Serrated flow, also known as the Portevin-Le Chatelier effect, has been extensively investigated in binary Mg-alloys such as Mg-Ag, Mg-Y and Mg-Li alloys. Interestingly, however, this effect has not been observed in Mg-Al alloys. In this work, we reveal the appearance of serrations in nanostructured Mg-Al alloys processed by cryomilling and spark plasma sintering during in-situ SEM microcompression tests at room temperature and strain rates between 2×10-3 and 10-1 s-1. The observed serrated stress-strain behavior is attributed to the dynamic strain aging by which interstitial O and/or N impurities introduced during cryomilling diffuse and interact with in-grown dislocations during deformation. By making use of in-situ SEM microcompression tests at high temperatures, we aim to determine the optimal temperature and strain rate conditions where serrations appear, which in the end must be avoided for an optimized mechanical performance of structural materials.
9:50 AM Break
In-SEM Microscale Mechanical Testing of Thin Film Plastic Flow and Interfacial Integrity: Yang Mu1; Xiaoman Zhang1; Wen Meng1; 1Louisiana State University
Quantitative measurements of plastic flow in thin films under simple and well defined deformation geometries are important for calibration and validation of microscale plasticity models.
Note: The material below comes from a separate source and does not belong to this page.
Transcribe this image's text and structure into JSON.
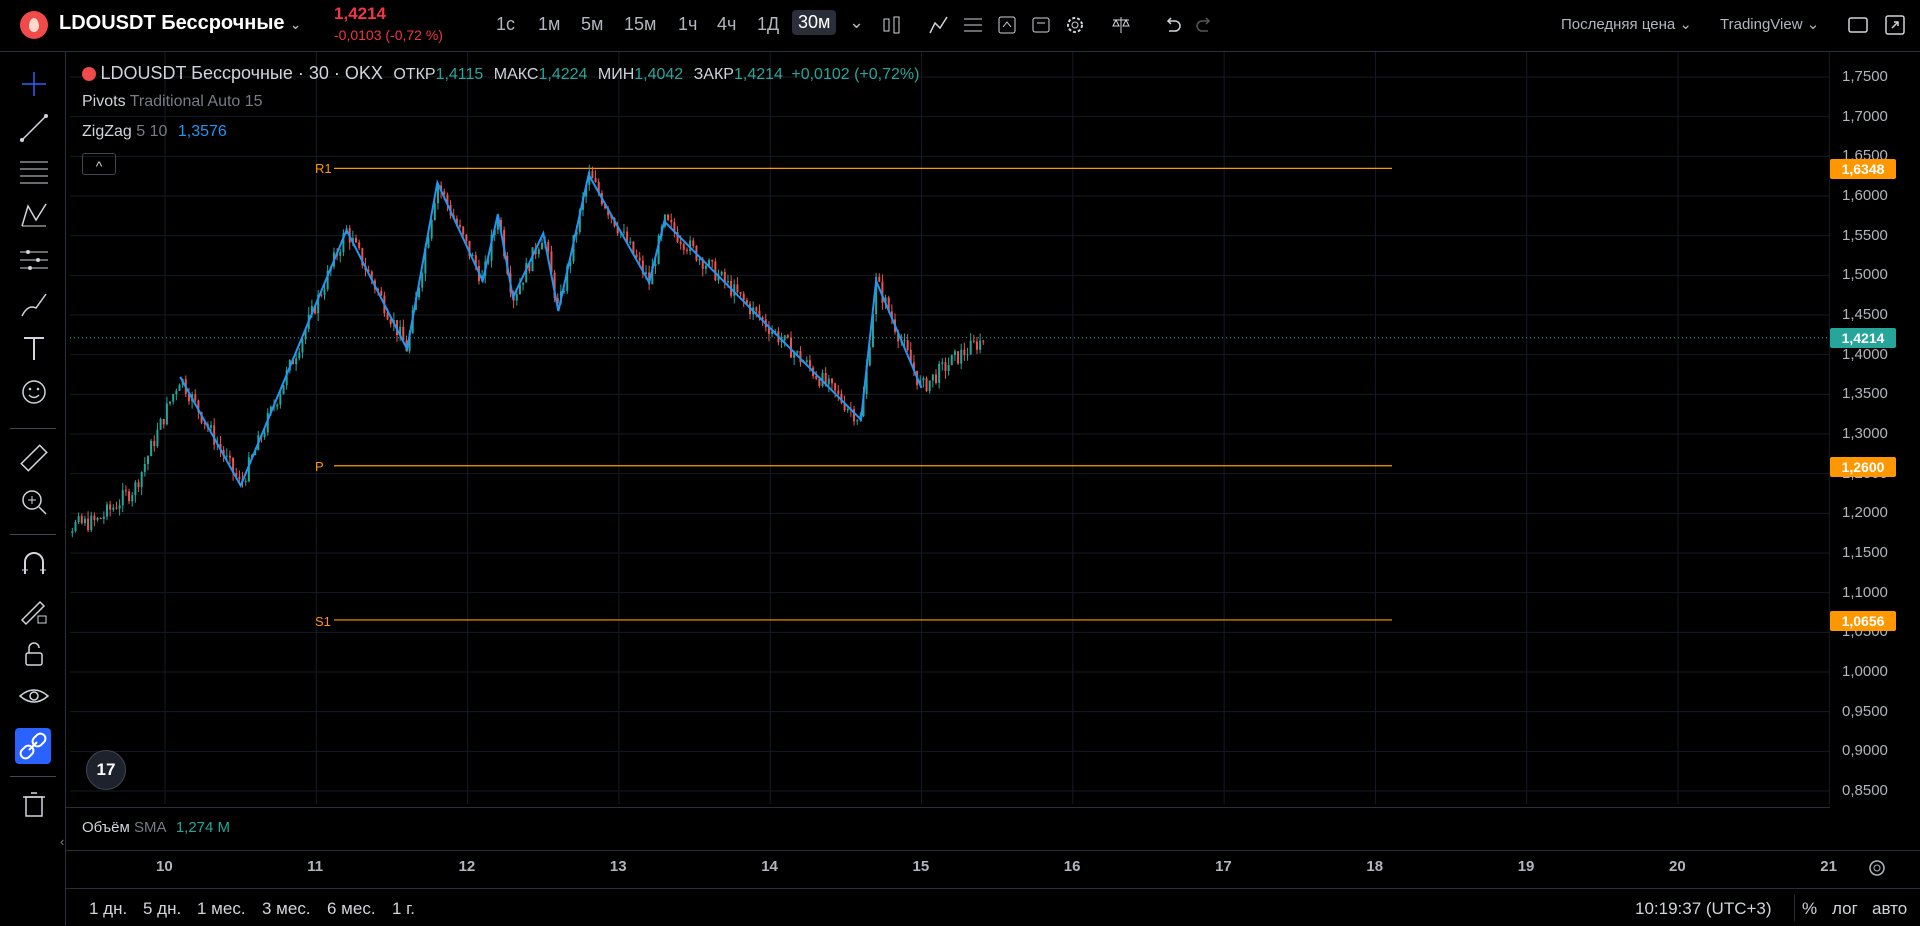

Quantitative measurements of critical stresses needed to affect interfacial mechanical failure in coating/substrate systems are likewise important for engineering durable coated mechanical components and manufacturing tools.We present recent results on quantitative evaluation of thin film plastic flow and coating/substrate interfacial mechanical integrity. We utilize a new, in-SEM, micro-pillar axial compression testing protocol to achieve quantitative measurements of confined plastic flow in metal thin films and critical stresses for affecting shear failures of coating/substrate interfaces. Dependence of flow stress on film thickness and microstructure, and dependence of interfacial shear failure stress on the choice of interfacial adhesion layers between ceramic coatings and substrates will be reported. Relevance of the results and testing protocol to microscale plasticity models and surface engineering practices will be discussed.